Another question: specifically relating to Mirowski’s book (which I largely enjoyed), why is it that the influence flows from insiders (i.e. Mont Pelerin Society members) to outsiders (e.g. from Joe Schmoes to corporate execs) and not the other way around? It is possible to make the reverse argument, for example; namely, neoliberals (Hayek and/or otherwise) have simply swung behind certain ‘outsiders’ because they know which side their bread is buttered (i.e. they get lots of funding from the corporate world if they help support corporate concentration/monopoly).
Martijn | Oct 7 1414
Hi Kean,
You’re probably right to say that Mirowkski overstates the influence that Hayek and the thought collective had on capitalists and policymakers. I think it is more the case that their ideas were just in sync with a wider movement and came to prominence in this context. In my review I decided to focus on other aspects of the book, because while it is true that Mirowksi overstates the autonomous influence of the thought collective, objecting that it didn’t matter quite as much hardly seemed very interesting. (Elsewhere, however, I have made that point with respect to mainstream political economy theories, who have adopted an instrumentalist and conspiratorial perspective that views post-crisis reform as having been thwarted by regulatory or even cognitive ‘capture’.) What is interesting to me about Mirowksi’s book is its suggestion that Hayek’s thought reflects the substantive rationality of neoliberalism to a degree that other perspectives do not, and that his critique of reason and insistence on not-knowing are helpful tools when it comes to describing and understanding neoliberalism.

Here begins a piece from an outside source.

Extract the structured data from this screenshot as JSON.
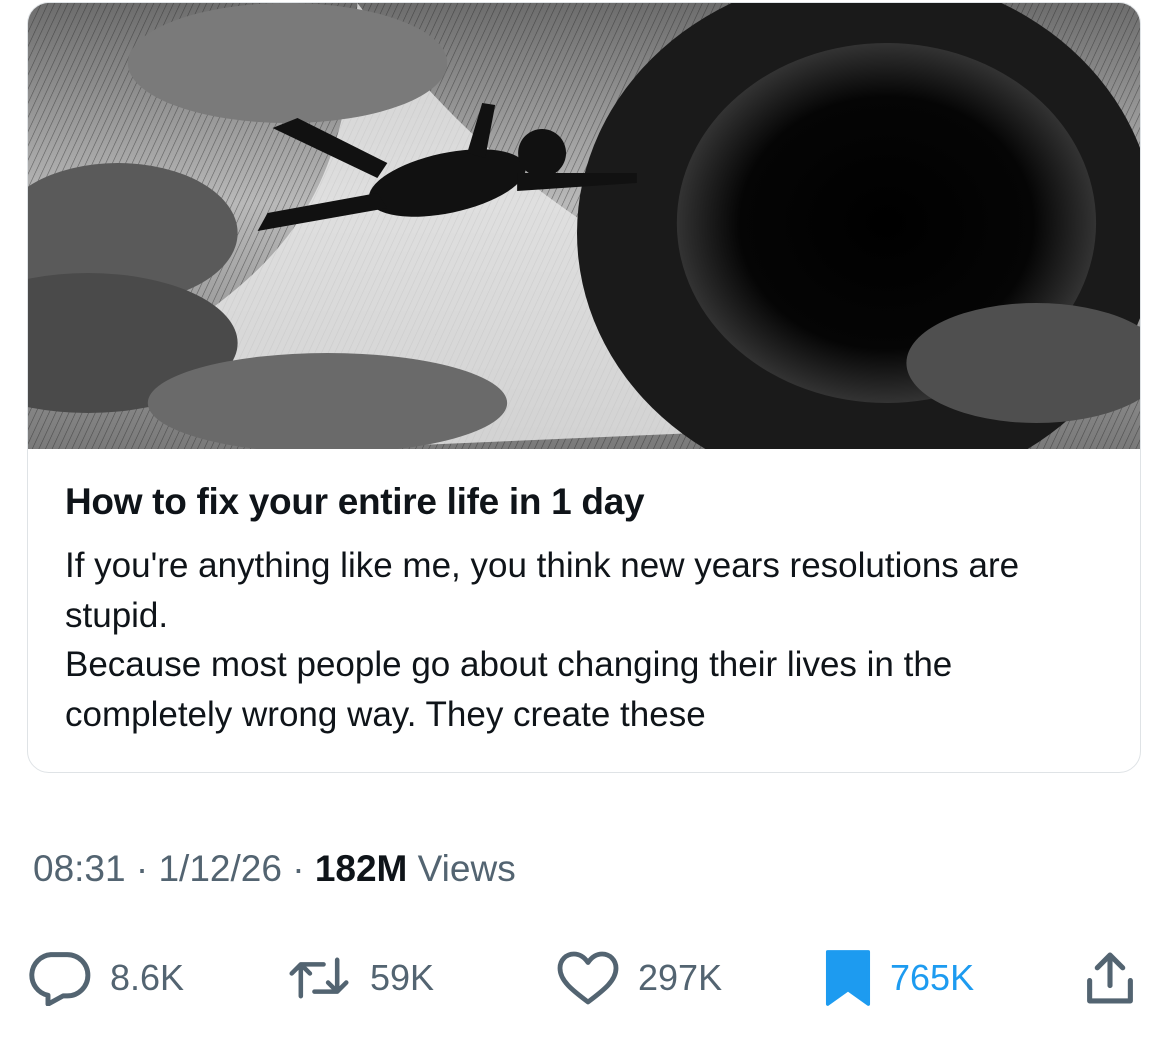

This is in sharp contrast with, say, Friedman’s monetarism or discourses of deregulation, which really do not grasp how neoliberalism works.
Kean | Nov 5 1414
I also found (find?) Mirowski’s discussion of agnotology (i.e. ignorance) to be interesting stuff. It’s a nice way to critique market thinking; no one needs to find anything out or even bother themselves with learning about the world because the market will sort it out for them anyway. And, into the bargain, it’s actually better for people to be ignorant because any of their attempts to gain knowledge of the world will end in wrong-headed attempts to plan. Therefore deliberate attempts to obfuscate are actually beneficial for the workings of the market!
Anyway, I have a paper in the works on neoliberalism as a contract-based order (cf. market-based one) which I will send your way if it gets accepted for publication. It might be an embarrassing nonsense, however!
PS I enjoyed the review, by the way – just in case that didn’t come across!